An international consensus approach to the management of atypical hemolytic uremic syndrome in children.

作者信息

Loirat Chantal, Fakhouri Fadi, Ariceta Gema, Besbas Nesrin, Bitzan Martin, Bjerre Anna, Coppo Rosanna, Emma Francesco, Johnson Sally, Karpman Diana, Landau Daniel, Langman Craig B, Lapeyraque Anne-Laure, Licht Christoph, Nester Carla, Pecoraro Carmine, Riedl Magdalena, van de Kar Nicole C A J, Van de Walle Johan, Vivarelli Marina, Frémeaux-Bacchi Véronique

机构信息

Assistance Publique-Hôpitaux de Paris, Hôpital Robert Debré, Department of Pediatric Nephrology, Université Paris Diderot Sorbonne Paris Cité, Paris, France.
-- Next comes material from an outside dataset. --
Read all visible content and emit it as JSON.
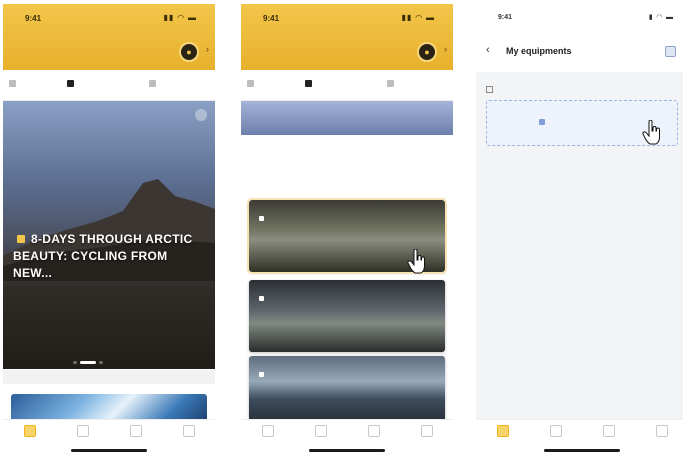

Centre Hospitalier Universitaire de Nantes, Department of Nephrology and Immunology, ITUN and INSERM UMR S-1064, Nantes, France.

出版信息

Pediatr Nephrol. 2016 Jan;31(1):15-39. doi: 10.1007/s00467-015-3076-8. Epub 2015 Apr 11.

Abstract

Atypical hemolytic uremic syndrome (aHUS) emerged during the last decade as a disease largely of complement dysregulation. This advance facilitated the development of novel, rational treatment options targeting terminal complement activation, e.g., using an anti-C5 antibody (eculizumab). We review treatment and patient management issues related to this therapeutic approach. We present consensus clinical practice recommendations generated by HUS International, an international expert group of clinicians and basic scientists with a focused interest in HUS. We aim to address the following questions of high relevance to daily clinical practice: Which complement investigations should be done and when? What is the importance of anti-factor H antibody detection? Who should be treated with eculizumab? Is plasma exchange therapy still needed? When should eculizumab therapy be initiated? How and when should complement blockade be monitored? Can the approved treatment schedule be modified? What approach should be taken to kidney and/or combined liver-kidney transplantation? How should we limit the risk of meningococcal infection under complement blockade therapy? A pressing question today regards the treatment duration. We discuss the need for prospective studies to establish evidence-based criteria for the continuation or cessation of anticomplement therapy in patients with and without identified complement mutations.

摘要

非典型溶血性尿毒症综合征(aHUS)在过去十年中作为一种主要由补体调节异常引起的疾病出现。这一进展推动了针对终末补体激活的新型合理治疗方案的发展,例如使用抗C5抗体(依库珠单抗)。我们回顾了与这种治疗方法相关的治疗和患者管理问题。我们展示了由国际溶血性尿毒症综合征协会(HUS International)生成的共识临床实践建议,该协会是一个由对溶血性尿毒症综合征有浓厚兴趣的临床医生和基础科学家组成的国际专家小组。我们旨在解决以下与日常临床实践高度相关的问题:应该进行哪些补体检查以及何时进行?抗因子H抗体检测的重要性是什么?谁应该接受依库珠单抗治疗?血浆置换疗法是否仍然需要?依库珠单抗治疗应何时开始?应如何以及何时监测补体阻断?已批准的治疗方案能否修改?对于肾脏和/或肝肾联合移植应采取何种方法?在补体阻断治疗下,我们应如何降低脑膜炎球菌感染的风险?当今一个紧迫的问题是治疗持续时间。我们讨论了进行前瞻性研究以建立基于证据的标准的必要性,这些标准用于确定有和没有已识别补体突变的患者继续或停止抗补体治疗的情况。